Avverso la determinazione di esito negativo il Segretario ha presentato ricorso e, tra le varie motivazioni, quella centrale ha riguardato un potenziale conflitto di interessi da parte del dirigente a contratto alle risorse umane che ha disposto la nomina della Commissione di esaminatrice per il concorso di mobilità volontaria. A dire, infatti, del Segretario il dirigente a contratto aveva un interesse specifico che il concorso fallisse (come in effetti è avvenuto) avendo nel frattempo lo stesso dirigente a contratto presentato la sua domanda di partecipazione alla selezione per le assunzioni a tempo determinato, assunzione che presupponeva proprio l’assenza di vincitori al concorso oggetto della presente procedura per cui è giudizio. In questo caso, ha sostenuto il Segretario ricorrente che ambiva al posto di dirigente della Provincia, si sarebbe in presenza di incompatibilità del dirigente a contratto che lo avrebbe dovuto condurre ad un dovere di astensione con la conseguenza che, non avrebbe potuto procedere alla nomina della Commissione, con necessaria caducazione dell’intero procedimento selettivo.

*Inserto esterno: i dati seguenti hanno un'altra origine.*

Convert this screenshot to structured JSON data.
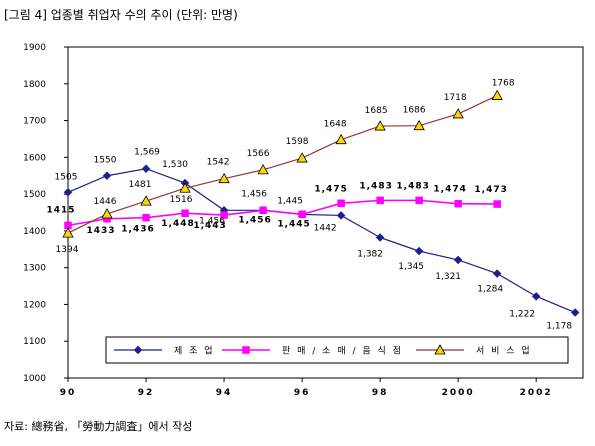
{
  "figure": {
    "title": "[그림 4] 업종별 취업자 수의 추이 (단위: 만명)",
    "source": "자료: 總務省, 「勞動力調査」에서 작성"
  },
  "colors": {
    "manufacturing": "#1f1f8c",
    "retail": "#ff00ff",
    "service": "#993333",
    "service_marker": "#ffd700"
  },
  "chart_data": {
    "type": "line",
    "title": "",
    "xlabel": "",
    "ylabel": "",
    "ylim": [
      1000,
      1900
    ],
    "yticks": [
      1000,
      1100,
      1200,
      1300,
      1400,
      1500,
      1600,
      1700,
      1800,
      1900
    ],
    "xlim": [
      1990,
      2003.2
    ],
    "xticks": [
      {
        "x": 1990,
        "label": "90"
      },
      {
        "x": 1992,
        "label": "92"
      },
      {
        "x": 1994,
        "label": "94"
      },
      {
        "x": 1996,
        "label": "96"
      },
      {
        "x": 1998,
        "label": "98"
      },
      {
        "x": 2000,
        "label": "2000"
      },
      {
        "x": 2002,
        "label": "2002"
      }
    ],
    "grid": false,
    "legend": "bottom",
    "series": [
      {
        "key": "manufacturing",
        "name": "제 조 업",
        "marker": "diamond",
        "x": [
          1990,
          1991,
          1992,
          1993,
          1994,
          1995,
          1996,
          1997,
          1998,
          1999,
          2000,
          2001,
          2002,
          2003
        ],
        "values": [
          1505,
          1550,
          1569,
          1530,
          1456,
          1456,
          1445,
          1442,
          1382,
          1345,
          1321,
          1284,
          1222,
          1178
        ],
        "labels": [
          "1505",
          "1550",
          "1,569",
          "1,530",
          "1,456",
          "1,456",
          "1,445",
          "1442",
          "1,382",
          "1,345",
          "1,321",
          "1,284",
          "1,222",
          "1,178"
        ]
      },
      {
        "key": "retail",
        "name": "판 매 / 소 매 / 음 식 점",
        "marker": "square",
        "x": [
          1990,
          1991,
          1992,
          1993,
          1994,
          1995,
          1996,
          1997,
          1998,
          1999,
          2000,
          2001
        ],
        "values": [
          1415,
          1433,
          1436,
          1448,
          1443,
          1456,
          1445,
          1475,
          1483,
          1483,
          1474,
          1473
        ],
        "labels": [
          "1415",
          "1433",
          "1,436",
          "1,448",
          "1,443",
          "1,456",
          "1,445",
          "1,475",
          "1,483",
          "1,483",
          "1,474",
          "1,473"
        ]
      },
      {
        "key": "service",
        "name": "서 비 스 업",
        "marker": "triangle",
        "x": [
          1990,
          1991,
          1992,
          1993,
          1994,
          1995,
          1996,
          1997,
          1998,
          1999,
          2000,
          2001
        ],
        "values": [
          1394,
          1446,
          1481,
          1516,
          1542,
          1566,
          1598,
          1648,
          1685,
          1686,
          1718,
          1768
        ],
        "labels": [
          "1394",
          "1446",
          "1481",
          "1516",
          "1542",
          "1566",
          "1598",
          "1648",
          "1685",
          "1686",
          "1718",
          "1768"
        ]
      }
    ]
  }
}
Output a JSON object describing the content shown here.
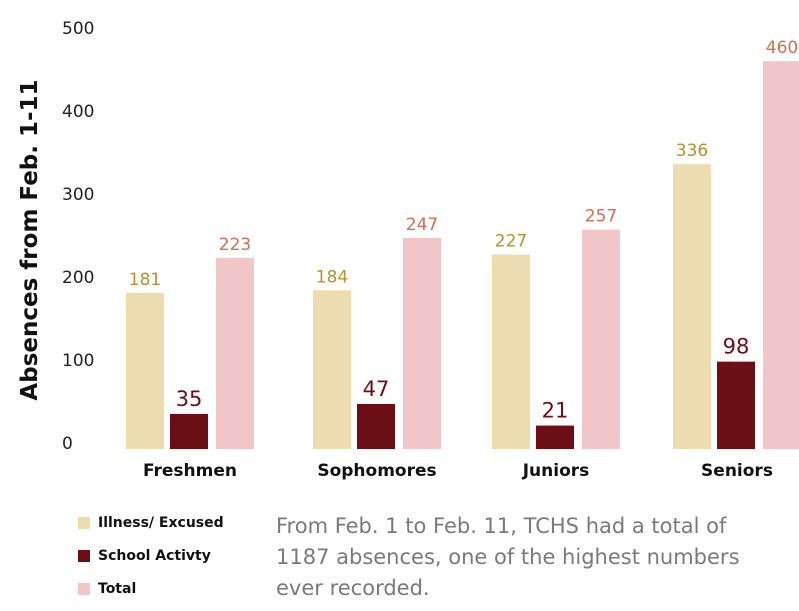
{
  "chart_data": {
    "type": "bar",
    "categories": [
      "Freshmen",
      "Sophomores",
      "Juniors",
      "Seniors"
    ],
    "series": [
      {
        "name": "Illness/ Excused",
        "values": [
          181,
          184,
          227,
          336
        ],
        "color": "#ecdcb0",
        "label_color": "#b8912a"
      },
      {
        "name": "School Activty",
        "values": [
          35,
          47,
          21,
          98
        ],
        "color": "#6b0f14",
        "label_color": "#6b0f14"
      },
      {
        "name": "Total",
        "values": [
          223,
          247,
          257,
          460
        ],
        "color": "#f0c6c8",
        "label_color": "#d2704f"
      }
    ],
    "ylabel": "Absences from Feb. 1-11",
    "ylim": [
      0,
      500
    ],
    "yticks": [
      0,
      100,
      200,
      300,
      400,
      500
    ],
    "grid": false,
    "legend": "bottom-left"
  },
  "caption": {
    "lines": [
      "From Feb. 1 to Feb. 11, TCHS had a total of",
      "1187 absences, one of the highest numbers",
      "ever recorded."
    ]
  }
}
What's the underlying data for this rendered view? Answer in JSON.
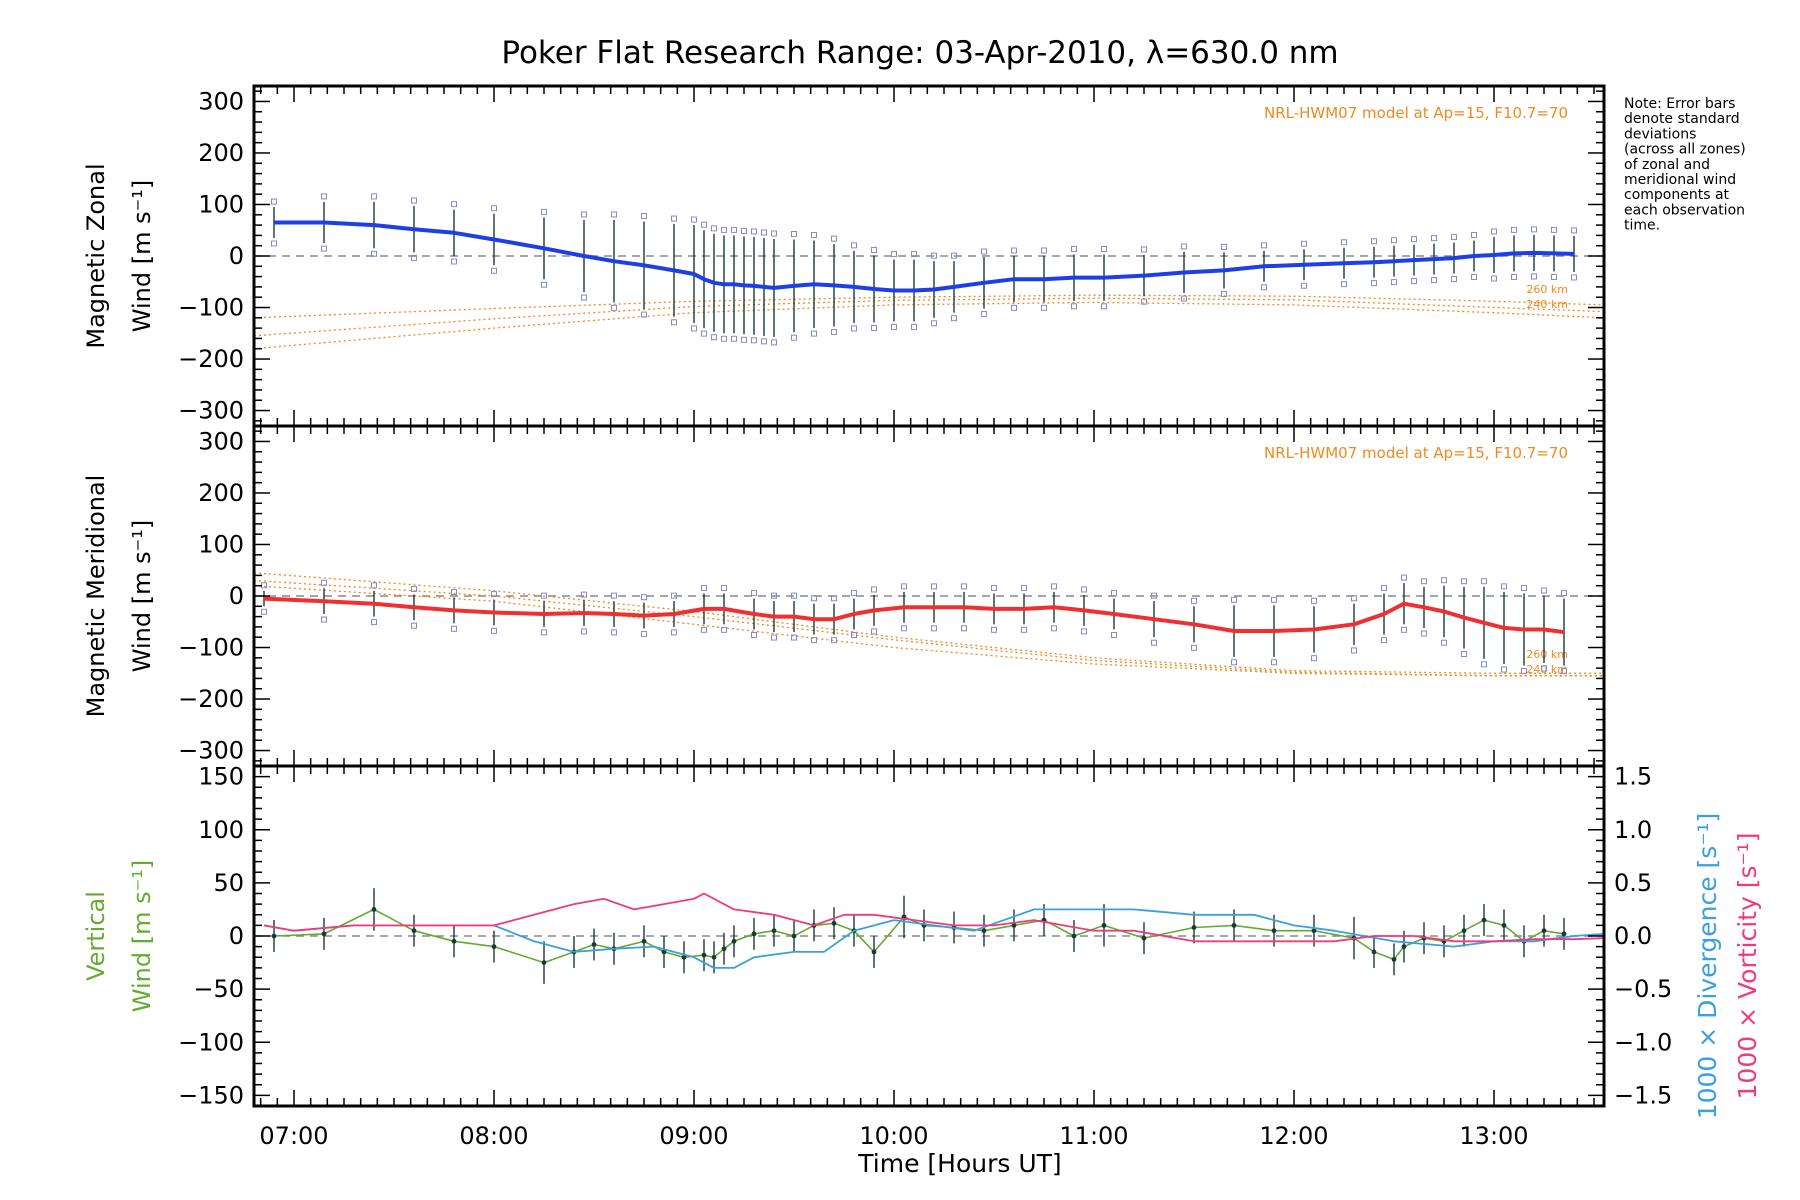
{
  "title": "Poker Flat Research Range: 03-Apr-2010, λ=630.0 nm",
  "note": [
    "Note: Error bars",
    "denote standard",
    "deviations",
    "(across all zones)",
    "of zonal and",
    "meridional wind",
    "components at",
    "each observation",
    "time."
  ],
  "xlabel": "Time [Hours UT]",
  "colors": {
    "zonal": "#1f3fe6",
    "meridional": "#f03030",
    "vertical": "#66aa33",
    "divergence": "#3ba0dd",
    "vorticity": "#ee3c7a",
    "model": "#ef8a1f",
    "zone_marker": "#8888cc",
    "error_bar": "#1a3a3a"
  },
  "chart_data": [
    {
      "type": "line",
      "panel": "zonal",
      "ylabel_line1": "Magnetic Zonal",
      "ylabel_line2": "Wind [m s⁻¹]",
      "ylim": [
        -330,
        330
      ],
      "yticks": [
        "300",
        "200",
        "100",
        "0",
        "−100",
        "−200",
        "−300"
      ],
      "yticks_values": [
        300,
        200,
        100,
        0,
        -100,
        -200,
        -300
      ],
      "xlim": [
        6.8,
        13.55
      ],
      "xticks": [
        "07:00",
        "08:00",
        "09:00",
        "10:00",
        "11:00",
        "12:00",
        "13:00"
      ],
      "xticks_values": [
        7,
        8,
        9,
        10,
        11,
        12,
        13
      ],
      "model_label": "NRL-HWM07 model at Ap=15, F10.7=70",
      "model_levels": [
        "260 km",
        "240 km"
      ],
      "model_curves": [
        {
          "x": [
            6.8,
            8,
            9,
            10,
            11,
            12,
            13,
            13.55
          ],
          "y": [
            -120,
            -102,
            -88,
            -80,
            -76,
            -78,
            -88,
            -95
          ]
        },
        {
          "x": [
            6.8,
            8,
            9,
            10,
            11,
            12,
            13,
            13.55
          ],
          "y": [
            -155,
            -122,
            -98,
            -86,
            -82,
            -85,
            -100,
            -108
          ]
        },
        {
          "x": [
            6.8,
            8,
            9,
            10,
            11,
            12,
            13,
            13.55
          ],
          "y": [
            -180,
            -140,
            -110,
            -95,
            -90,
            -95,
            -110,
            -120
          ]
        }
      ],
      "series": [
        {
          "name": "Magnetic Zonal Wind",
          "x": [
            6.9,
            7.15,
            7.4,
            7.6,
            7.8,
            8.0,
            8.25,
            8.45,
            8.6,
            8.75,
            8.9,
            9.0,
            9.05,
            9.1,
            9.15,
            9.2,
            9.25,
            9.3,
            9.35,
            9.4,
            9.5,
            9.6,
            9.7,
            9.8,
            9.9,
            10.0,
            10.1,
            10.2,
            10.3,
            10.45,
            10.6,
            10.75,
            10.9,
            11.05,
            11.25,
            11.45,
            11.65,
            11.85,
            12.05,
            12.25,
            12.4,
            12.5,
            12.6,
            12.7,
            12.8,
            12.9,
            13.0,
            13.1,
            13.2,
            13.3,
            13.4
          ],
          "y": [
            65,
            65,
            60,
            52,
            45,
            32,
            15,
            0,
            -10,
            -18,
            -28,
            -35,
            -45,
            -52,
            -55,
            -55,
            -57,
            -58,
            -60,
            -62,
            -58,
            -55,
            -57,
            -60,
            -64,
            -67,
            -67,
            -65,
            -60,
            -52,
            -45,
            -45,
            -42,
            -42,
            -38,
            -32,
            -28,
            -20,
            -17,
            -14,
            -12,
            -10,
            -8,
            -6,
            -4,
            0,
            2,
            5,
            6,
            5,
            4
          ],
          "err": [
            30,
            40,
            45,
            45,
            45,
            50,
            60,
            70,
            80,
            85,
            90,
            95,
            95,
            95,
            95,
            95,
            95,
            95,
            95,
            95,
            90,
            85,
            80,
            70,
            65,
            60,
            60,
            55,
            50,
            50,
            45,
            45,
            45,
            45,
            40,
            40,
            35,
            30,
            30,
            30,
            30,
            30,
            30,
            30,
            30,
            30,
            35,
            35,
            35,
            35,
            35
          ]
        }
      ]
    },
    {
      "type": "line",
      "panel": "meridional",
      "ylabel_line1": "Magnetic Meridional",
      "ylabel_line2": "Wind [m s⁻¹]",
      "ylim": [
        -330,
        330
      ],
      "yticks": [
        "300",
        "200",
        "100",
        "0",
        "−100",
        "−200",
        "−300"
      ],
      "yticks_values": [
        300,
        200,
        100,
        0,
        -100,
        -200,
        -300
      ],
      "model_label": "NRL-HWM07 model at Ap=15, F10.7=70",
      "model_levels": [
        "260 km",
        "240 km"
      ],
      "model_curves": [
        {
          "x": [
            6.8,
            8,
            9,
            10,
            11,
            12,
            13,
            13.55
          ],
          "y": [
            45,
            10,
            -30,
            -80,
            -120,
            -145,
            -150,
            -150
          ]
        },
        {
          "x": [
            6.8,
            8,
            9,
            10,
            11,
            12,
            13,
            13.55
          ],
          "y": [
            30,
            0,
            -40,
            -85,
            -125,
            -148,
            -155,
            -155
          ]
        },
        {
          "x": [
            6.8,
            8,
            9,
            10,
            11,
            12,
            13,
            13.55
          ],
          "y": [
            20,
            -10,
            -55,
            -100,
            -132,
            -150,
            -155,
            -155
          ]
        }
      ],
      "series": [
        {
          "name": "Magnetic Meridional Wind",
          "x": [
            6.85,
            7.15,
            7.4,
            7.6,
            7.8,
            8.0,
            8.25,
            8.45,
            8.6,
            8.75,
            8.9,
            9.05,
            9.15,
            9.3,
            9.4,
            9.5,
            9.6,
            9.7,
            9.8,
            9.9,
            10.05,
            10.2,
            10.35,
            10.5,
            10.65,
            10.8,
            10.95,
            11.1,
            11.3,
            11.5,
            11.7,
            11.9,
            12.1,
            12.3,
            12.45,
            12.55,
            12.65,
            12.75,
            12.85,
            12.95,
            13.05,
            13.15,
            13.25,
            13.35
          ],
          "y": [
            -5,
            -10,
            -15,
            -22,
            -28,
            -32,
            -35,
            -33,
            -35,
            -38,
            -35,
            -25,
            -25,
            -35,
            -40,
            -40,
            -45,
            -45,
            -35,
            -28,
            -22,
            -22,
            -22,
            -25,
            -25,
            -22,
            -28,
            -35,
            -45,
            -55,
            -68,
            -68,
            -65,
            -55,
            -35,
            -15,
            -22,
            -30,
            -42,
            -52,
            -62,
            -65,
            -65,
            -70
          ],
          "err": [
            15,
            25,
            25,
            25,
            25,
            25,
            25,
            25,
            25,
            25,
            25,
            30,
            30,
            30,
            30,
            30,
            30,
            30,
            30,
            30,
            30,
            30,
            30,
            30,
            30,
            30,
            30,
            30,
            35,
            35,
            50,
            50,
            45,
            40,
            40,
            40,
            40,
            50,
            60,
            70,
            70,
            70,
            65,
            65
          ]
        }
      ]
    },
    {
      "type": "line",
      "panel": "vertical",
      "ylabel_line1": "Vertical",
      "ylabel_line2": "Wind [m s⁻¹]",
      "y2label_divergence": "1000 × Divergence [s⁻¹]",
      "y2label_vorticity": "1000 × Vorticity [s⁻¹]",
      "ylim": [
        -160,
        160
      ],
      "yticks": [
        "150",
        "100",
        "50",
        "0",
        "−50",
        "−100",
        "−150"
      ],
      "yticks_values": [
        150,
        100,
        50,
        0,
        -50,
        -100,
        -150
      ],
      "y2lim": [
        -1.6,
        1.6
      ],
      "y2ticks": [
        "1.5",
        "1.0",
        "0.5",
        "0.0",
        "−0.5",
        "−1.0",
        "−1.5"
      ],
      "y2ticks_values": [
        1.5,
        1.0,
        0.5,
        0.0,
        -0.5,
        -1.0,
        -1.5
      ],
      "series": [
        {
          "name": "Vertical Wind",
          "axis": "left",
          "x": [
            6.9,
            7.15,
            7.4,
            7.6,
            7.8,
            8.0,
            8.25,
            8.4,
            8.5,
            8.6,
            8.75,
            8.85,
            8.95,
            9.05,
            9.1,
            9.15,
            9.2,
            9.3,
            9.4,
            9.5,
            9.6,
            9.7,
            9.8,
            9.9,
            10.05,
            10.15,
            10.3,
            10.45,
            10.6,
            10.75,
            10.9,
            11.05,
            11.25,
            11.5,
            11.7,
            11.9,
            12.1,
            12.3,
            12.4,
            12.5,
            12.55,
            12.65,
            12.75,
            12.85,
            12.95,
            13.05,
            13.15,
            13.25,
            13.35
          ],
          "y": [
            0,
            2,
            25,
            5,
            -5,
            -10,
            -25,
            -15,
            -8,
            -12,
            -5,
            -15,
            -20,
            -18,
            -20,
            -12,
            -5,
            2,
            5,
            0,
            10,
            12,
            5,
            -15,
            18,
            10,
            8,
            5,
            10,
            15,
            0,
            10,
            -2,
            8,
            10,
            5,
            5,
            -2,
            -15,
            -22,
            -10,
            -2,
            -5,
            5,
            15,
            10,
            -5,
            5,
            2
          ],
          "err": [
            15,
            15,
            20,
            15,
            15,
            15,
            20,
            15,
            15,
            15,
            15,
            15,
            15,
            15,
            15,
            15,
            15,
            15,
            15,
            15,
            15,
            15,
            15,
            15,
            20,
            15,
            15,
            15,
            15,
            15,
            15,
            20,
            15,
            15,
            15,
            15,
            15,
            20,
            15,
            15,
            15,
            15,
            15,
            15,
            15,
            15,
            15,
            15,
            15
          ]
        },
        {
          "name": "1000 × Divergence",
          "axis": "right",
          "x": [
            6.85,
            7.0,
            7.3,
            7.6,
            8.0,
            8.2,
            8.4,
            8.6,
            8.8,
            9.0,
            9.1,
            9.2,
            9.3,
            9.5,
            9.65,
            9.8,
            10.0,
            10.2,
            10.4,
            10.7,
            11.0,
            11.2,
            11.5,
            11.8,
            12.0,
            12.2,
            12.5,
            12.8,
            13.0,
            13.2,
            13.4,
            13.55
          ],
          "y": [
            0.1,
            0.05,
            0.1,
            0.1,
            0.1,
            -0.05,
            -0.15,
            -0.12,
            -0.1,
            -0.2,
            -0.3,
            -0.3,
            -0.2,
            -0.15,
            -0.15,
            0.05,
            0.15,
            0.1,
            0.05,
            0.25,
            0.25,
            0.25,
            0.2,
            0.2,
            0.1,
            0.05,
            -0.05,
            -0.1,
            -0.05,
            -0.05,
            0.0,
            0.02
          ]
        },
        {
          "name": "1000 × Vorticity",
          "axis": "right",
          "x": [
            6.85,
            7.0,
            7.3,
            7.6,
            8.0,
            8.2,
            8.4,
            8.55,
            8.7,
            8.85,
            9.0,
            9.05,
            9.2,
            9.4,
            9.6,
            9.75,
            9.9,
            10.1,
            10.3,
            10.5,
            10.7,
            11.0,
            11.2,
            11.5,
            11.8,
            12.0,
            12.2,
            12.4,
            12.6,
            12.8,
            13.0,
            13.2,
            13.4,
            13.55
          ],
          "y": [
            0.1,
            0.05,
            0.1,
            0.1,
            0.1,
            0.2,
            0.3,
            0.35,
            0.25,
            0.3,
            0.35,
            0.4,
            0.25,
            0.2,
            0.1,
            0.2,
            0.2,
            0.15,
            0.1,
            0.1,
            0.15,
            0.05,
            0.05,
            -0.05,
            -0.05,
            -0.05,
            -0.05,
            0.0,
            0.0,
            -0.05,
            -0.05,
            -0.03,
            -0.03,
            -0.02
          ]
        }
      ]
    }
  ]
}
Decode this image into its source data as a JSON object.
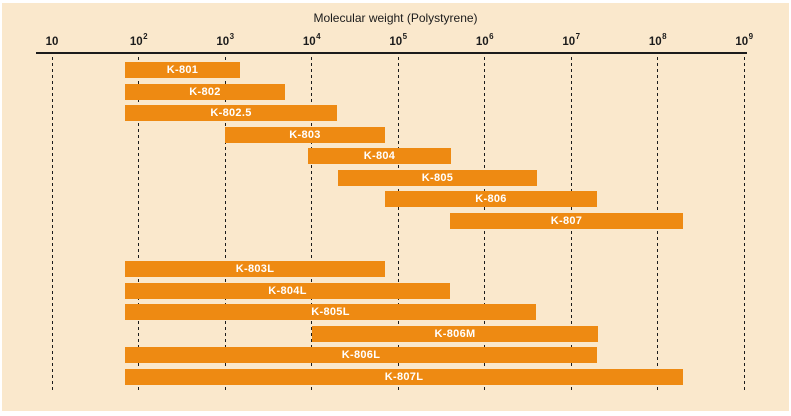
{
  "chart_data": {
    "type": "bar",
    "orientation": "horizontal",
    "title": "Molecular weight (Polystyrene)",
    "x_scale": "log10",
    "xlim": [
      10,
      1000000000
    ],
    "grid": "dotted-vertical",
    "legend": "none",
    "x_ticks": [
      {
        "value": 10,
        "base": "10",
        "exp": ""
      },
      {
        "value": 100,
        "base": "10",
        "exp": "2"
      },
      {
        "value": 1000,
        "base": "10",
        "exp": "3"
      },
      {
        "value": 10000,
        "base": "10",
        "exp": "4"
      },
      {
        "value": 100000,
        "base": "10",
        "exp": "5"
      },
      {
        "value": 1000000,
        "base": "10",
        "exp": "6"
      },
      {
        "value": 10000000,
        "base": "10",
        "exp": "7"
      },
      {
        "value": 100000000,
        "base": "10",
        "exp": "8"
      },
      {
        "value": 1000000000,
        "base": "10",
        "exp": "9"
      }
    ],
    "bars": [
      {
        "label": "K-801",
        "min": 70,
        "max": 1500,
        "group": 1
      },
      {
        "label": "K-802",
        "min": 70,
        "max": 5000,
        "group": 1
      },
      {
        "label": "K-802.5",
        "min": 70,
        "max": 20000,
        "group": 1
      },
      {
        "label": "K-803",
        "min": 1000,
        "max": 70000,
        "group": 1
      },
      {
        "label": "K-804",
        "min": 9000,
        "max": 400000,
        "group": 1
      },
      {
        "label": "K-805",
        "min": 20000,
        "max": 4000000,
        "group": 1
      },
      {
        "label": "K-806",
        "min": 70000,
        "max": 20000000,
        "group": 1
      },
      {
        "label": "K-807",
        "min": 400000,
        "max": 200000000,
        "group": 1
      },
      {
        "label": "K-803L",
        "min": 70,
        "max": 70000,
        "group": 2
      },
      {
        "label": "K-804L",
        "min": 70,
        "max": 400000,
        "group": 2
      },
      {
        "label": "K-805L",
        "min": 70,
        "max": 4000000,
        "group": 2
      },
      {
        "label": "K-806M",
        "min": 10000,
        "max": 20000000,
        "group": 2
      },
      {
        "label": "K-806L",
        "min": 70,
        "max": 20000000,
        "group": 2
      },
      {
        "label": "K-807L",
        "min": 70,
        "max": 200000000,
        "group": 2
      }
    ],
    "colors": {
      "bar": "#EE8A12",
      "bar_label": "#FFFFFF",
      "background": "#FAE8CC",
      "axis": "#1B1B1B",
      "grid": "#1B1B1B",
      "text": "#1B1B1B"
    }
  }
}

I giudici amministrativi di primo grado hanno considerato inammissibile ed infondata la censura relativa ad un presunto conflitto di interessi relativamente alla posizione del controinteressato dirigente a contratto, atteso che lo stesso ha partecipato alla medesima procedura concorsuale ed è stato a sua volta giudicato non idoneo, tenuto peraltro conto che l’Amministrazione provinciale avrebbe ben potuto conferire direttamente l’incarico a tempo determinato al dirigente, di cui se ne predica il conflitto di interessi, prescindendo del tutto dalla procedura di mobilità, che è configurata dalla legge come meramente facoltativa.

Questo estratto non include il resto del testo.